League/Team Level OPS
New York Penn League SS-A .628
Northwest League SS-A .653
Auburn Doubledays SS-A .599
Midwest A .645
South Atlantic A .675
Hagerstown Suns A .736
California A+ .702
Carolina A+ .672
Florida State A+ .653
Potomac Nationals A+ .679
Eastern AA .699
Texas AA .669
Southern AA .678
Harrisburg AA .685
Pacific Coast AAA .727
International AAA .677
Syracuse AAA .631

Note: Data covers the season up to 7/1/2016

Here’s a look at the data graphically:


Auburn is a small sample size so I wouldn’t pay to much attention to the short season portion of the graph just yet. Hagerstown is our best performing offensive team based on OPS. Their team OPS is better than the average OPS for the two leagues at their level(South Atlantic League and California League). Overall Hagerstown(.735) has the second best team OPS in their League(1st is Asheville .756) and third best OPS for their league(1st is Bowling Green at .764). Harrisburgs and Potomac are performing at a little over League average each. On the other end of the spectrum from Hagerstown, Syracuse has a bottom 5 team OPS.

Here’s a look at only the Nationals Minor League affiliates OPS:


In my next blog post I’m going to look at two of the catalyst of the Hagerstown offense Max Schrock and Victor Robles.

Part 2 Source Code:

[code language=”r”]

minors_batting <- getDfFromDir("dataDir")
#Only use cases with more than 20PA’s
minors_batting <- filter(minors_batting, PA>20)
minors_batting <- minors_batting[complete.cases(minors_batting),]

minors_tm_ops <- ddply(minors_batting, .(Tm,Lg,Lvl,Franchise), summarise, ops=mean(OPS))
minors_lg_ops <- ddply(minors_batting, .(Lg,Lvl), summarise, ops=mean(OPS))
aff_ops <- ddply(minors_batting[minors_batting$Franchise=="Washington Nationals",],.(Tm,Lvl), summarise, ops=mean(OPS))

lg_melt_data <- melt(minors_lg_ops)
aff_melt_data <- melt(aff_ops)

#Rename vars so you can bind
colnames(lg_melt_data) <- c("lg_tm", "lvl", "variable", "value")
colnames(aff_melt_data) <- c("lg_tm", "lvl", "variable", "value")
total_melt_data <- rbind(lg_melt_data,aff_melt_data)
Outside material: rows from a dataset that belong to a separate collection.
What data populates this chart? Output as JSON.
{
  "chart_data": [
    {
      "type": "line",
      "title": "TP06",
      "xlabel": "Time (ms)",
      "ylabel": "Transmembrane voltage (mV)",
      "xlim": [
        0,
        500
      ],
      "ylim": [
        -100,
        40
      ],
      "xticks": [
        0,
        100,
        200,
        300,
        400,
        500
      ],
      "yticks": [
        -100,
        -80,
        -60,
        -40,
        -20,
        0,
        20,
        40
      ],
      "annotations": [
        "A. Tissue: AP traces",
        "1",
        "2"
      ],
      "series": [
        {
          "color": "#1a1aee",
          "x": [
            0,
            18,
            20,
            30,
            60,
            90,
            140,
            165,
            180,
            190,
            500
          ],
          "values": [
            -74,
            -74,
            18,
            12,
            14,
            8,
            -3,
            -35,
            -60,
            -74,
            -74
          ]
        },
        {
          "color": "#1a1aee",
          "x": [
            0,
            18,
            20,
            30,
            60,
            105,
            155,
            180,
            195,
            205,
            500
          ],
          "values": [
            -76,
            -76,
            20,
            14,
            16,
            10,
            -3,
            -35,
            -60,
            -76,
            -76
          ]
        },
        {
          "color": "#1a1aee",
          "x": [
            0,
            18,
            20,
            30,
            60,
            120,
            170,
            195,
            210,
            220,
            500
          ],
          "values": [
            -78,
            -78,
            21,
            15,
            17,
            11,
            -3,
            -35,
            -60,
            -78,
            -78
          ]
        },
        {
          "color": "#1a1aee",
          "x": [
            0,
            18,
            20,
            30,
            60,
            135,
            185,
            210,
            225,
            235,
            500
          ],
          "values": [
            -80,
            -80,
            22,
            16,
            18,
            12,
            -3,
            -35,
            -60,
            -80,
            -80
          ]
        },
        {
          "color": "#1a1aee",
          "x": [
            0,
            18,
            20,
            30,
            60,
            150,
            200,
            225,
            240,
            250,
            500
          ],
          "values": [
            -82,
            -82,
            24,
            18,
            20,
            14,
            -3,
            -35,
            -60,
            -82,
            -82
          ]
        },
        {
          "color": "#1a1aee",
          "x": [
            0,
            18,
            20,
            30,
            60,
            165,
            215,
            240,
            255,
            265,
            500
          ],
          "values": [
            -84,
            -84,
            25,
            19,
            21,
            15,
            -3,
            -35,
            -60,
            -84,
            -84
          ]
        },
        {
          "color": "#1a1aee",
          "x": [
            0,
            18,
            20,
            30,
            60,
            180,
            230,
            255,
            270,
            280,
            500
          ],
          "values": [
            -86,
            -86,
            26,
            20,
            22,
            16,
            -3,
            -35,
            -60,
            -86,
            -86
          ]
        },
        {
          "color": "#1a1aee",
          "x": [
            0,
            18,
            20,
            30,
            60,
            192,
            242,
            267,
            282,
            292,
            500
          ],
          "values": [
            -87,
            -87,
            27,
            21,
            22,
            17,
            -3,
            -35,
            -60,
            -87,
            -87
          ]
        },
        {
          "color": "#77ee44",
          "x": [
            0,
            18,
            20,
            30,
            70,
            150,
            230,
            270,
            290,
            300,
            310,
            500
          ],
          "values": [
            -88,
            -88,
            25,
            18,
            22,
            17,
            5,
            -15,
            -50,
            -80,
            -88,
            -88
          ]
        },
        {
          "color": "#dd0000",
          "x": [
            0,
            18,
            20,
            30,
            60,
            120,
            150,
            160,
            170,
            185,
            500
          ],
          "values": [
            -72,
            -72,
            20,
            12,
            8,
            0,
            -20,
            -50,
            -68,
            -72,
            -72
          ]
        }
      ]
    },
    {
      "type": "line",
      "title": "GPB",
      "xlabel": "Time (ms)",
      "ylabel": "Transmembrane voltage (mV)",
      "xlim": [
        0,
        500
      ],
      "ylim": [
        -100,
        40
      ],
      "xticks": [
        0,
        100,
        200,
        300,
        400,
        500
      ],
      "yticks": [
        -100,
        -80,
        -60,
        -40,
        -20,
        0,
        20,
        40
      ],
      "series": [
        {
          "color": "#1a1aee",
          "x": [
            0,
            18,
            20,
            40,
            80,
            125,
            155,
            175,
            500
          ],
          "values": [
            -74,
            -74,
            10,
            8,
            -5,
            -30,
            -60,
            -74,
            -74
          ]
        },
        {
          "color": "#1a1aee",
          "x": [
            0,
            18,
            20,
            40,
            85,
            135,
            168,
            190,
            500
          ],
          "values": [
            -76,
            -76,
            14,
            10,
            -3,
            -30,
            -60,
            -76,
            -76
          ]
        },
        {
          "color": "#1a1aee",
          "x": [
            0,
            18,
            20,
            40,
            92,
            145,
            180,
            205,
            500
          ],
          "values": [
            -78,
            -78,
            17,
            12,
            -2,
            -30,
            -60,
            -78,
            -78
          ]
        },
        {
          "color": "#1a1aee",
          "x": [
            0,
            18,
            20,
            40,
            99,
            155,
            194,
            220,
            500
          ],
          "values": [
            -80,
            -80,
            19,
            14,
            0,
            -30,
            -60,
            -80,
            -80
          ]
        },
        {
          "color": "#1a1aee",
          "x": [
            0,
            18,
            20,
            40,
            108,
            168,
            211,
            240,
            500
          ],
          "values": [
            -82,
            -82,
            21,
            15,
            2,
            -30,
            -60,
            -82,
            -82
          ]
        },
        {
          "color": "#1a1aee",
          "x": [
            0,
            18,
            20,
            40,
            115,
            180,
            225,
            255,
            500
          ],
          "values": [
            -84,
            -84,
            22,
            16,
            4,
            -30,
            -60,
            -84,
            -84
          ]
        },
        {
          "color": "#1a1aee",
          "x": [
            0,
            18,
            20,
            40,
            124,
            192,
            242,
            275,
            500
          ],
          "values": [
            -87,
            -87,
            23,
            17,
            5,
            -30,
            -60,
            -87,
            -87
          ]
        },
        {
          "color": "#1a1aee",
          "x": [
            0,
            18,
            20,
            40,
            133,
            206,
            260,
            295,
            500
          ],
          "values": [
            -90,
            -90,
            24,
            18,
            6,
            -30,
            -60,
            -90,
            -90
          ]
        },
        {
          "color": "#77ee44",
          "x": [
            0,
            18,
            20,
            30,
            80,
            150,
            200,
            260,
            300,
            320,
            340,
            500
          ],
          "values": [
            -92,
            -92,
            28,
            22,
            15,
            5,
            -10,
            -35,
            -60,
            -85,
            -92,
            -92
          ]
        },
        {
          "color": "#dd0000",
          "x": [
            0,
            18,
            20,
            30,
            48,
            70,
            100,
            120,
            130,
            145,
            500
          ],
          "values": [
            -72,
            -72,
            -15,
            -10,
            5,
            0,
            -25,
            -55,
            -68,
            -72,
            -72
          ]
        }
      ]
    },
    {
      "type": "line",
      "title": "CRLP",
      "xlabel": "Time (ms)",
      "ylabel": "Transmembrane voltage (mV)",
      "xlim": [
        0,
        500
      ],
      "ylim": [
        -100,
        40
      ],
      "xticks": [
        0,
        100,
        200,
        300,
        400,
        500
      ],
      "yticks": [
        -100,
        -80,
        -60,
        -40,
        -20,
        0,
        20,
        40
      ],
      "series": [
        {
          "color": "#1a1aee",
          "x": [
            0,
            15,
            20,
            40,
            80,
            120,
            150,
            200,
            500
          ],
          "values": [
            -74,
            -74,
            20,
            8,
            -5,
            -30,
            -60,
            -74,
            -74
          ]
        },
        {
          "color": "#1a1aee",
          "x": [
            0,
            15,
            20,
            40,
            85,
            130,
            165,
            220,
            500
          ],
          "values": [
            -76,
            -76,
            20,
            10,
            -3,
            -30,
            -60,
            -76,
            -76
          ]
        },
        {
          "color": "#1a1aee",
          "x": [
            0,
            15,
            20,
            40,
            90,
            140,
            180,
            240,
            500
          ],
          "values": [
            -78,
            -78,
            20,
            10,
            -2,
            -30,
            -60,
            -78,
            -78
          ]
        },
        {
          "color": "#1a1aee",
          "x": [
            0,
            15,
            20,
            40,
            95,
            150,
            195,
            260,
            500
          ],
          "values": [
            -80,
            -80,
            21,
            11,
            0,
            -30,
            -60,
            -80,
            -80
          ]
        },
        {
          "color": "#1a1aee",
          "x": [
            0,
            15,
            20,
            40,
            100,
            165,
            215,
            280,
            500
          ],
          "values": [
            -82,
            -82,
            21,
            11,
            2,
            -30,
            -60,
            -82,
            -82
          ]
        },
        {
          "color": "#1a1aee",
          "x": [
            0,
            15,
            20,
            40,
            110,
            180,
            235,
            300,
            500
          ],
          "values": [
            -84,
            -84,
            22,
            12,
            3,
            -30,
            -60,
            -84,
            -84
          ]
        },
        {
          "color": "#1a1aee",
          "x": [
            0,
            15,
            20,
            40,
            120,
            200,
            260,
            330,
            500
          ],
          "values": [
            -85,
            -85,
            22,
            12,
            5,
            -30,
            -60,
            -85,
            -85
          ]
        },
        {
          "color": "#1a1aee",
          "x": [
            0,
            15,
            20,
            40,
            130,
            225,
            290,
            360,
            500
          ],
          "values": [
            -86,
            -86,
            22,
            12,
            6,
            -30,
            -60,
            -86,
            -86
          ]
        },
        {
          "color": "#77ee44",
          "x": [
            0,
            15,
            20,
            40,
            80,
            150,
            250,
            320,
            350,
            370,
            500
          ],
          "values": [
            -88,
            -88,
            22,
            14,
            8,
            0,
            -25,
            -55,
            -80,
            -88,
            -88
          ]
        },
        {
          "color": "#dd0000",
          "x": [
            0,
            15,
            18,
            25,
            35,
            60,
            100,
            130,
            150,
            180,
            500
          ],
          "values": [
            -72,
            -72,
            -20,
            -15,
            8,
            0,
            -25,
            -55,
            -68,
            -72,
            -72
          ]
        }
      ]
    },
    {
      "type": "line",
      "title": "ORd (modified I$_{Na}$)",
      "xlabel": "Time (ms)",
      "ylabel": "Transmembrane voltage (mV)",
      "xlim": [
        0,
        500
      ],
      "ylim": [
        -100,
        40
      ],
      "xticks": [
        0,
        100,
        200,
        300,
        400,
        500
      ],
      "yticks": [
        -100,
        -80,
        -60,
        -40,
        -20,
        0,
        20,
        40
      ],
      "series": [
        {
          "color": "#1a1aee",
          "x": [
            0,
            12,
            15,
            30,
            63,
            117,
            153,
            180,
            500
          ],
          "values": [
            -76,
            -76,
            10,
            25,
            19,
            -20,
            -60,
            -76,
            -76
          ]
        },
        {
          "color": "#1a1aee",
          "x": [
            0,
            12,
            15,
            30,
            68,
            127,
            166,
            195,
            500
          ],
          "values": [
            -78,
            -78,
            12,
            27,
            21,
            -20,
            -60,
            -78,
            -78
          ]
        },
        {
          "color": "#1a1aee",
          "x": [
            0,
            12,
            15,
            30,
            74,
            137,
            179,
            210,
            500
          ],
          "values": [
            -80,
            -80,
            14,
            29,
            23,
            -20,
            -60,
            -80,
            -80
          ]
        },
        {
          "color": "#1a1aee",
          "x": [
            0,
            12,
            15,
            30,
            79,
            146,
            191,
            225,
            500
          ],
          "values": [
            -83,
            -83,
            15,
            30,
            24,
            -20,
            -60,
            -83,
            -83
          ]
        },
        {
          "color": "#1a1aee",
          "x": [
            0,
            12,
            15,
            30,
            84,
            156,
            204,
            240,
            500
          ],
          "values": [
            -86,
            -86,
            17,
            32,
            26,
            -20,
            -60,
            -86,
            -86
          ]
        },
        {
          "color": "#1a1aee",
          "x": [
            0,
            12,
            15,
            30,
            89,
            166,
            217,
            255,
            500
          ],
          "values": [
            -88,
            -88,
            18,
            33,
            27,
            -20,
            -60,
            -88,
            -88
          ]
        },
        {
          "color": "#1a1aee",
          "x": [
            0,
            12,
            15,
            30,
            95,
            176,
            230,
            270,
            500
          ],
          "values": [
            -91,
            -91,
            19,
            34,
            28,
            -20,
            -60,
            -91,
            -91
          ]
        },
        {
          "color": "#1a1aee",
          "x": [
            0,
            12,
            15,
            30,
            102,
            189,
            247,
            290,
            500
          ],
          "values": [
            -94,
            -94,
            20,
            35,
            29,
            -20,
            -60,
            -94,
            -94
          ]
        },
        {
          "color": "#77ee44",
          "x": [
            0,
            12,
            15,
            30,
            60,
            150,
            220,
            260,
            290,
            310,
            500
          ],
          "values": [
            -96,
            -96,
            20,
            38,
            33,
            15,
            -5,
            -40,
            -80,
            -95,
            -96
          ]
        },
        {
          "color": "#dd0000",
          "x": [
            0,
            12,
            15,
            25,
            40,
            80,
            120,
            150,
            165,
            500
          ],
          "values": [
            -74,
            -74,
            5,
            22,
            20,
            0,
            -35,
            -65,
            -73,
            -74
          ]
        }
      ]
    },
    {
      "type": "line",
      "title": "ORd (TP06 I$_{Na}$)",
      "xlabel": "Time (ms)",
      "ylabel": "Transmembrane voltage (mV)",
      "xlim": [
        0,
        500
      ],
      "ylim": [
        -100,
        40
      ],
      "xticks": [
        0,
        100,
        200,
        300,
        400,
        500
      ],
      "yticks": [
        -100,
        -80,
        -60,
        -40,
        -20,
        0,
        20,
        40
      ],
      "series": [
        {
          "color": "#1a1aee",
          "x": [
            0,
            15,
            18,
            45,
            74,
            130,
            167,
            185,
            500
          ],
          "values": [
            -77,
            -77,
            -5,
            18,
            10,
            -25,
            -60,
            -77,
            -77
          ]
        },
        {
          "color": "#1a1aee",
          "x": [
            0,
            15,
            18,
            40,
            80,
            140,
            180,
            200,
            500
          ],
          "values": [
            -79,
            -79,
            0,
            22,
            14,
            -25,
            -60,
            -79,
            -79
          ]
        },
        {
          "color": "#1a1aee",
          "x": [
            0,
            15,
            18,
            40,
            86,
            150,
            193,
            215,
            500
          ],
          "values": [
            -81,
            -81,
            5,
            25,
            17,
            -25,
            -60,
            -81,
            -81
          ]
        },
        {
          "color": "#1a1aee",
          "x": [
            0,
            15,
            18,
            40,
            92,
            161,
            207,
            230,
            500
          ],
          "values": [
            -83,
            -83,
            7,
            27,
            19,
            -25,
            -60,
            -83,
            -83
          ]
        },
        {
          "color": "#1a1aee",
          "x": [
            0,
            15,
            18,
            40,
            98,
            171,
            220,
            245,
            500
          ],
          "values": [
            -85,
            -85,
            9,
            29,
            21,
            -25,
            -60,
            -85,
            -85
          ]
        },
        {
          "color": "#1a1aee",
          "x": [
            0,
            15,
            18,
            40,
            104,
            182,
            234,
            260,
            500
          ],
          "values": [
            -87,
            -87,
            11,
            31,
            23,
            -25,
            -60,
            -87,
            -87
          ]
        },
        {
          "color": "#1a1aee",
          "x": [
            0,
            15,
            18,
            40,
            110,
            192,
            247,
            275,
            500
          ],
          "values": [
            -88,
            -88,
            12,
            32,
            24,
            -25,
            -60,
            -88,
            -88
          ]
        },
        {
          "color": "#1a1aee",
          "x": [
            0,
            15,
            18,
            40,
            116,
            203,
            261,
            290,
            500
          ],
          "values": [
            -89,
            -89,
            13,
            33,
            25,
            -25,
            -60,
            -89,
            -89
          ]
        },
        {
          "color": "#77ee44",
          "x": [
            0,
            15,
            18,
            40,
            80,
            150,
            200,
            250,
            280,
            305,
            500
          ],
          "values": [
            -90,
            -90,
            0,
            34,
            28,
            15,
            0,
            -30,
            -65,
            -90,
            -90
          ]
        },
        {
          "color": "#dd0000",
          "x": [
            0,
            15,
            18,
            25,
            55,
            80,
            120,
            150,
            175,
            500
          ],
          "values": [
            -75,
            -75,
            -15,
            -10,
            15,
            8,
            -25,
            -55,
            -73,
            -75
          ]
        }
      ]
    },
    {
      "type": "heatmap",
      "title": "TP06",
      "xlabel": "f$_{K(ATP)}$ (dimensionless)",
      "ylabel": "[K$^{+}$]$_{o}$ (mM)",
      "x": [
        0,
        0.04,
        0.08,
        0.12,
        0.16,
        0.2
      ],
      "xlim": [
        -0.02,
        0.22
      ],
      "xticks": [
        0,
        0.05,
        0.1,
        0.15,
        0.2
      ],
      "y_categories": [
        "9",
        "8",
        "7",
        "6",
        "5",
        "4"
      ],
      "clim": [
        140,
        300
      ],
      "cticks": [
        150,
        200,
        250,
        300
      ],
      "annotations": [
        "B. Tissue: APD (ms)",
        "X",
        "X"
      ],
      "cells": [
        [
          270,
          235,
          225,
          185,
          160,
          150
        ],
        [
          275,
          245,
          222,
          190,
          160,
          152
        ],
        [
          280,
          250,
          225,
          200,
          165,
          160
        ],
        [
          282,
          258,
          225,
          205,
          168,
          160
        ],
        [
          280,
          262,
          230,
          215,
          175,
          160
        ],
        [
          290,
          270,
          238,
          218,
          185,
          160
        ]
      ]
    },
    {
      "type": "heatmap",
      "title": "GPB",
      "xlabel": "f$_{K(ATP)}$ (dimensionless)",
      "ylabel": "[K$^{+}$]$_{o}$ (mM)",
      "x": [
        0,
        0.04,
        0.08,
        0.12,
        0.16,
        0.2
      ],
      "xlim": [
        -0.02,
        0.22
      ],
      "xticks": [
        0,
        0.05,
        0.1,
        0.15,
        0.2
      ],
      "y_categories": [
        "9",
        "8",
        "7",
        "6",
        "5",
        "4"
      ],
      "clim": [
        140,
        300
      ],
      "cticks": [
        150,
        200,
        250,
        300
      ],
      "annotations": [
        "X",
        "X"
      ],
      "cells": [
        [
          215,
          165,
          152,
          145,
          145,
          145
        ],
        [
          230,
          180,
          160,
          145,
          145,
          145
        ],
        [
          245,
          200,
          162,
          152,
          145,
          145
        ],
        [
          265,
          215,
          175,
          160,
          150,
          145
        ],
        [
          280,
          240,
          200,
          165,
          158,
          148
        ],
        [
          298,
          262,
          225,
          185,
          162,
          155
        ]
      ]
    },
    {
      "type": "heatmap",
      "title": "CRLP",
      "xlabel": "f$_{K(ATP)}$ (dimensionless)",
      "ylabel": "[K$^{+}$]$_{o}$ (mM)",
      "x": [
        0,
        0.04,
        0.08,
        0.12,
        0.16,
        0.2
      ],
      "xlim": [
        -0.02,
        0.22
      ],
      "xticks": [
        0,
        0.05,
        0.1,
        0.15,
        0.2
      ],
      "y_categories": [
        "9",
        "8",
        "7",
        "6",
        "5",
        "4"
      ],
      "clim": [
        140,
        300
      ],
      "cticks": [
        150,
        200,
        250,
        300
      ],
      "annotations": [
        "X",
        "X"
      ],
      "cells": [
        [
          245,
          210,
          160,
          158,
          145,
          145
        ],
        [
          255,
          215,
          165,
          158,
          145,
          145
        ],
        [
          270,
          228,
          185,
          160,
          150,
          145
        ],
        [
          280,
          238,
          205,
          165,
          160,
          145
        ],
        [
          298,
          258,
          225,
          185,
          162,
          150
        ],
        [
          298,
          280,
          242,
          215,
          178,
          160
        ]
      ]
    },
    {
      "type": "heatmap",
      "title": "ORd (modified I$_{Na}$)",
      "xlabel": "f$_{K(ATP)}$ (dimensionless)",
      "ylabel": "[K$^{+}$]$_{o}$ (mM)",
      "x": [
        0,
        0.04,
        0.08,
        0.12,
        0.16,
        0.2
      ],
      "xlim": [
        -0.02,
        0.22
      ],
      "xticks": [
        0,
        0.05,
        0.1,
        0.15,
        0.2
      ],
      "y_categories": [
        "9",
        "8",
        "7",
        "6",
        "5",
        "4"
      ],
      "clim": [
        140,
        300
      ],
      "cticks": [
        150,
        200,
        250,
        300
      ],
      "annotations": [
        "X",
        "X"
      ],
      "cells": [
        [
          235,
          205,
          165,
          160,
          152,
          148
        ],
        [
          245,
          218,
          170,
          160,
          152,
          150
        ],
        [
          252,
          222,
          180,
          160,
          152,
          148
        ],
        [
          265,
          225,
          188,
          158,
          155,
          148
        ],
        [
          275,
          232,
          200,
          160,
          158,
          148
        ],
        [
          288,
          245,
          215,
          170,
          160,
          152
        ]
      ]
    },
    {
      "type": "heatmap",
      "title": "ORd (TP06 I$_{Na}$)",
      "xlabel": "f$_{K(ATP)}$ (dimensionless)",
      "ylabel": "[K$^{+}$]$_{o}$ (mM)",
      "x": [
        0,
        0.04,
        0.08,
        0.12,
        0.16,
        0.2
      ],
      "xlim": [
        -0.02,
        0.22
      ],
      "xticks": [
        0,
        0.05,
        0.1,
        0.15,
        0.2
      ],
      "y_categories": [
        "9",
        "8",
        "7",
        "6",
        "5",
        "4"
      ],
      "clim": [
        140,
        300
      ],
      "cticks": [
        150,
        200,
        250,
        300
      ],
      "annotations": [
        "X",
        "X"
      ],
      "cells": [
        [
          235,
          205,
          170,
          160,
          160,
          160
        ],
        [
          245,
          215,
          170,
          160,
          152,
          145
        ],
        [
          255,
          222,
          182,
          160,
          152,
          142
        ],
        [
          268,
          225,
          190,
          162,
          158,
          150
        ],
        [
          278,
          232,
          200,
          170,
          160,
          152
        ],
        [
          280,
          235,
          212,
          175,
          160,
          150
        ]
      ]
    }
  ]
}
ops_graph <- ggplot(data=total_melt_data, aes(x=lvl, value, fill=lg_tm)) + geom_bar(stat="identity", position="dodge") + ggtitle("WSH Minors OPS Per Level")

#Graph of only the nationals
nats_ops_graph <- ggplot(data=aff_melt_data, aes(x=lvl, value, fill=lg_tm)) + geom_bar(stat="identity", position="dodge") + ggtitle("WSH Minors OPS")